A true role model for academic success.
Dr. Martina Kelly is a Professor in the Department of Family Medicine at the Cumming School of Medicine, University of Calgary, serving as Program Director and Undergraduate Education Director for Family Medicine. She is a practicing family physician at the Sheldon Chumir Health Centre. Her academic background includes an MB BCh BAO from University College Dublin in 1994, an MA in Higher Education from University College Cork in 2007, a PhD, and certifications as FRCGP, CCFP, and MICGP. Prior to joining the University of Calgary in 2012, she was a Lecturer in the School of Medicine at University College Cork from 1999 to 2012. Originally from Ireland, she has contributed to medical education and clinical practice in both countries.

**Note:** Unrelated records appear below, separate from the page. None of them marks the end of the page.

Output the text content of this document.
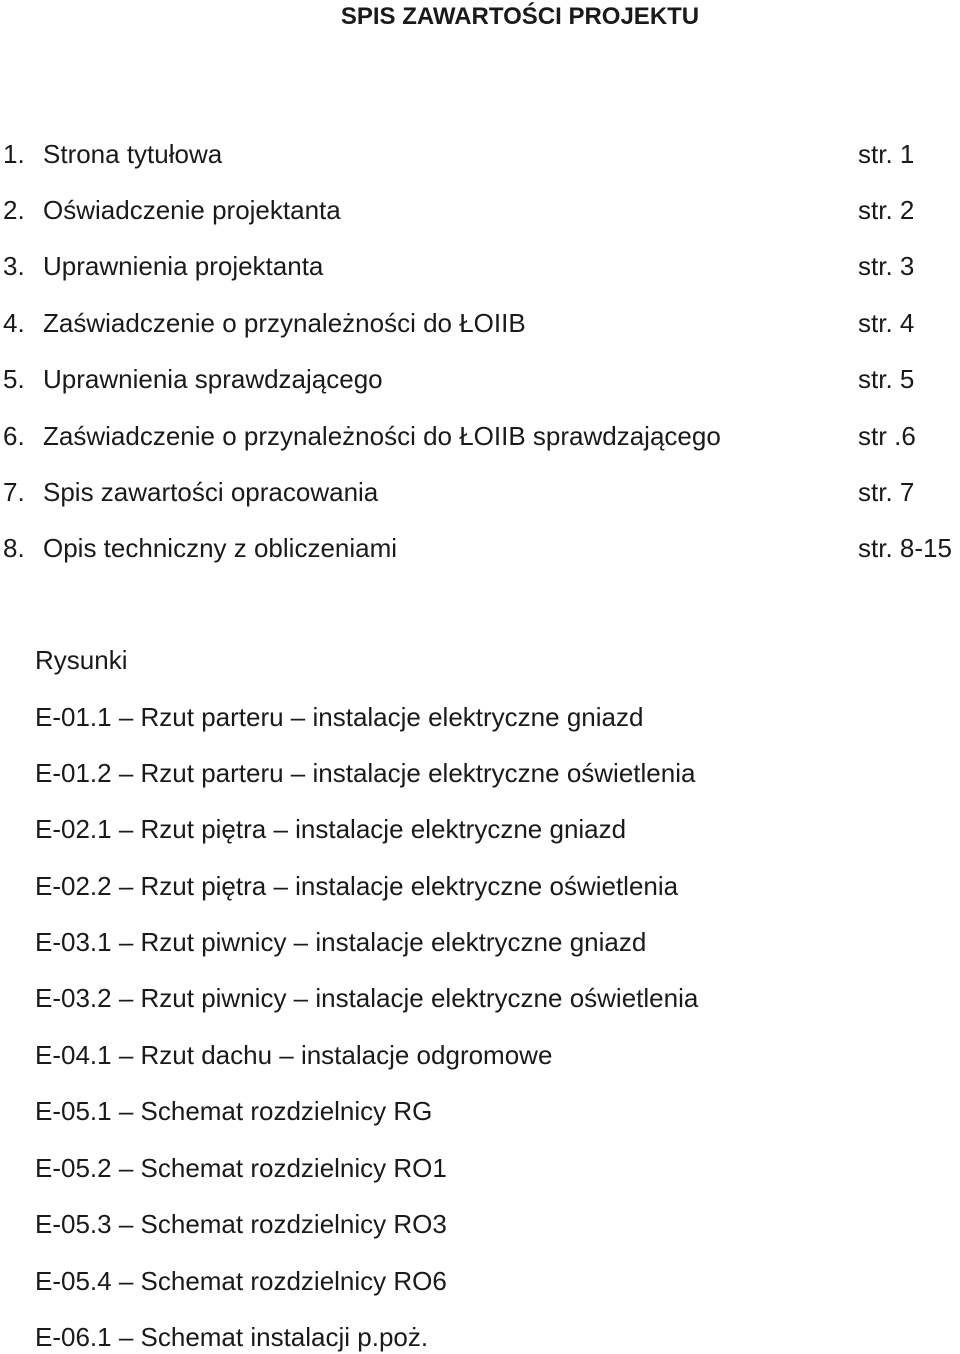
SPIS ZAWARTOŚCI PROJEKTU
1. Strona tytułowa	str. 1
2. Oświadczenie projektanta	str. 2
3. Uprawnienia projektanta	str. 3
4. Zaświadczenie o przynależności do ŁOIIB	str. 4
5. Uprawnienia sprawdzającego	str. 5
6. Zaświadczenie o przynależności do ŁOIIB sprawdzającego	str .6
7. Spis zawartości opracowania	str. 7
8. Opis techniczny z obliczeniami	str. 8-15
Rysunki
E-01.1 – Rzut parteru – instalacje elektryczne gniazd
E-01.2 – Rzut parteru – instalacje elektryczne oświetlenia
E-02.1 – Rzut piętra – instalacje elektryczne gniazd
E-02.2 – Rzut piętra – instalacje elektryczne oświetlenia
E-03.1 – Rzut piwnicy – instalacje elektryczne gniazd
E-03.2 – Rzut piwnicy – instalacje elektryczne oświetlenia
E-04.1 – Rzut dachu – instalacje odgromowe
E-05.1 – Schemat rozdzielnicy RG
E-05.2 – Schemat rozdzielnicy RO1
E-05.3 – Schemat rozdzielnicy RO3
E-05.4 – Schemat rozdzielnicy RO6
E-06.1 – Schemat instalacji p.poż.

Dr. Kelly's research specializations focus on medical education, family medicine, qualitative research employing hermeneutic phenomenology, physician-patient interactions, embodied and nonverbal communication including touch and silence, acoustics and sounds in clinical care, multimorbidity management, and generalism in undergraduate medical education. Her scholarly output includes over 150 publications, with a Google Scholar h-index of 26 and more than 2,200 citations. Key works are "Physicians’ Experiences of Touch, a Hermeneutic Reflection" (Journal of Applied Hermeneutics, 2023), "Aesthetic Experience in Poetry and Medical Practice" (Journal of Applied Hermeneutics, 2024), "Bespoke to the patient: a qualitative study on learning to manage multimorbidity in family medicine" (Canadian Medical Education Journal, 2025), "Generalism in undergraduate medical education, a Canadian perspective" (Medical Teacher, 2024), and "The Soundtrack of a Clinic Day" (Annals of Family Medicine, 2025). She has received the 2022 Association of Faculties of Medicine of Canada (AFMC) Gold Humanism Award, CAME Certificate of Merit Award, and other recognitions in 2016, 2015, and 2014. Dr. Kelly serves on the Health Humanities Committee, has secured OHMES funding, and influences health professions education through editorial contributions and public scholarship on clinical encounters.